The Judiciary Committee heard from legal experts today, specifically addressing whether Trump's actions stemming from a July 25 phone call with Ukrainian President Volodymyr Zelensky reached the constitutionally defined level of "bribery" or "serious crimes and other serious misdemeanors" required to shifting.
The report cites evidence that Democrats say shows Trump's efforts to seek foreign interference in the US election and then obstruct a House investigation.
Trump told reporters in London, where he was attending a NATO meeting, that he doubted many would watch the broadcast of today's hearing "because it will be boring."
The political risks are high for both parties, as the House of Representatives is conducting only the fourth impeachment inquiry in US history.
Based on a two-month investigation prompted by a complaint from a still-unknown whistleblower, the probe into Trump-Ukraine ties relies heavily on testimony from current and former US officials who refused White House orders not to participate.

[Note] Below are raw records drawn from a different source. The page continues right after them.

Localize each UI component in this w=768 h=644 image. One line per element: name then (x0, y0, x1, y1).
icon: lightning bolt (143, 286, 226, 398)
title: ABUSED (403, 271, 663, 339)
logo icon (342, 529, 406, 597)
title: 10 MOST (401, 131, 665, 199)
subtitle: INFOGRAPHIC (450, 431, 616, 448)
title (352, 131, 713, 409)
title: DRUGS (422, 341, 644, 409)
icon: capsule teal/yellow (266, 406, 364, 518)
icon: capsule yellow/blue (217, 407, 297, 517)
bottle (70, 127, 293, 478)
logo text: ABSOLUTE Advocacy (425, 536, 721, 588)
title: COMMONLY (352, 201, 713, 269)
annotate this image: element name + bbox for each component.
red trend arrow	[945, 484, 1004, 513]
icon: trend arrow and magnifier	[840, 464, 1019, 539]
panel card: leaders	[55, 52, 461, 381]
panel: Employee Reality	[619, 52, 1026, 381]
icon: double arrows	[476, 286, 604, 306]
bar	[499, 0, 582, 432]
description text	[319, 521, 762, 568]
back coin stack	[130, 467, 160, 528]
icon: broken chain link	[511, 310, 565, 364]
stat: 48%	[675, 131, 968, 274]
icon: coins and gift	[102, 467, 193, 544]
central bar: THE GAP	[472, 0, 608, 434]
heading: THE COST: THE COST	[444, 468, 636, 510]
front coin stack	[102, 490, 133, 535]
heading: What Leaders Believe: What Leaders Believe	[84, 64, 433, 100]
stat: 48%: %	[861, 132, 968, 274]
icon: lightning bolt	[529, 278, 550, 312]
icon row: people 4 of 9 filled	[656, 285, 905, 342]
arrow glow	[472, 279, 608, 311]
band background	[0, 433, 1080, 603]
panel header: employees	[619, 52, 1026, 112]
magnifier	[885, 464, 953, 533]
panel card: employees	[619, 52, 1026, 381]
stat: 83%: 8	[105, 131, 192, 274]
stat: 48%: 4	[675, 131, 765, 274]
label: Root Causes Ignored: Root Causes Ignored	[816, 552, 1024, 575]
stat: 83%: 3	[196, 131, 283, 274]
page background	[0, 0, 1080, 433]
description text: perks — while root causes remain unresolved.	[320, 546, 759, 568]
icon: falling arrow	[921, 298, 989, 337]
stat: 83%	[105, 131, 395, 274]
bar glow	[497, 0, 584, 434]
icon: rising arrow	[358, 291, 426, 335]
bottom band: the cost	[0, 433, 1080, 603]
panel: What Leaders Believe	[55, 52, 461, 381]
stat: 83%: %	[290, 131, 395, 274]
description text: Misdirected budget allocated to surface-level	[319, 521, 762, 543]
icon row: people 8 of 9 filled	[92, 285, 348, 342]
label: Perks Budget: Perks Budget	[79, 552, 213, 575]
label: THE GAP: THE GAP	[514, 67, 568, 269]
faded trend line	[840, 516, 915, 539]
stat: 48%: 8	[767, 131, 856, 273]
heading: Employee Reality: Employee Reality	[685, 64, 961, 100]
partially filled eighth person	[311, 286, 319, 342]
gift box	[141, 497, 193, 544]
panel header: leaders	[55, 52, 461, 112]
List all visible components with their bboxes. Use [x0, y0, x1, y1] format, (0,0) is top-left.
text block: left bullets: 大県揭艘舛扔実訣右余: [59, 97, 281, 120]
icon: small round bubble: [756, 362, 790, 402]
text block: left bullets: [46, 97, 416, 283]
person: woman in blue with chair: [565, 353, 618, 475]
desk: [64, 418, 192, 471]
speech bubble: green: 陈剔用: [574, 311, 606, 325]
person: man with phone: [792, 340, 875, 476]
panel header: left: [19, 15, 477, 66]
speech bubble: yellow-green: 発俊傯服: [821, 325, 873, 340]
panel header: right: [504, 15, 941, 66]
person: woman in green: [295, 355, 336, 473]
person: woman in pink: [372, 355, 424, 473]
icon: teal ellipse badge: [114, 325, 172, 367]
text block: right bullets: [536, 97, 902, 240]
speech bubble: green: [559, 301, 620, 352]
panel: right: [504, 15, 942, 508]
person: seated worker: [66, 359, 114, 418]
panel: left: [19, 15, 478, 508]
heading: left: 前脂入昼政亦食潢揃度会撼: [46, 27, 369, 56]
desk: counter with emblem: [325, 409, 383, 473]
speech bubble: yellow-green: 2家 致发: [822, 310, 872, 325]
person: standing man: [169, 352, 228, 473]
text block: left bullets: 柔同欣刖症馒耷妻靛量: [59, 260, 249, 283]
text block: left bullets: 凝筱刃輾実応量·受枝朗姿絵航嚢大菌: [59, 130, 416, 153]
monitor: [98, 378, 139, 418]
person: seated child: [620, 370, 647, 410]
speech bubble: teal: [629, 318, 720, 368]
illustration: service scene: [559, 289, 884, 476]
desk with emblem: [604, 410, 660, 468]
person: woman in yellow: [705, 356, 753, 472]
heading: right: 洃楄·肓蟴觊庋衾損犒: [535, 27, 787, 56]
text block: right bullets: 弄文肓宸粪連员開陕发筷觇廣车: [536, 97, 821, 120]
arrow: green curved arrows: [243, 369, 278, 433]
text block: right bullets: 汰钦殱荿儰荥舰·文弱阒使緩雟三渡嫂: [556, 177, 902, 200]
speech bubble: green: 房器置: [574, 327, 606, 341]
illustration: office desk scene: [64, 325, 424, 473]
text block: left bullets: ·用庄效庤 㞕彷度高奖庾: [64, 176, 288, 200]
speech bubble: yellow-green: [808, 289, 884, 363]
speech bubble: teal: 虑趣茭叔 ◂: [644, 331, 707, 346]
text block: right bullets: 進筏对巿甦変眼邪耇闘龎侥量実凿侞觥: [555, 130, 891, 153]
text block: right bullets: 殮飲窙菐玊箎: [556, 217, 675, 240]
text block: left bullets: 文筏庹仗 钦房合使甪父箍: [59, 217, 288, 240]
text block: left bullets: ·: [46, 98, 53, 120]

Republicans are defending the president, arguing that Trump did not intend to pressure Ukraine when he asked for a "favor" - an investigation into his expected future Democratic presidential challenger, Biden, and his son.
They also say that the military aid retained by the White House was not used as a means of pressuring Ukraine, while it is facing an aggressive Russia on its border - as the Democrats claim, and that 400 million dollars of that aid was eventually released, although only when the crisis reached the US Congress.
Democrats could begin drafting a resolution to impeach the president within days, with the Judiciary Committee voting on it next week.
The House of Representatives could vote at the end of December. Then the request to impeach Trump would go to the Senate for consideration in early 2020.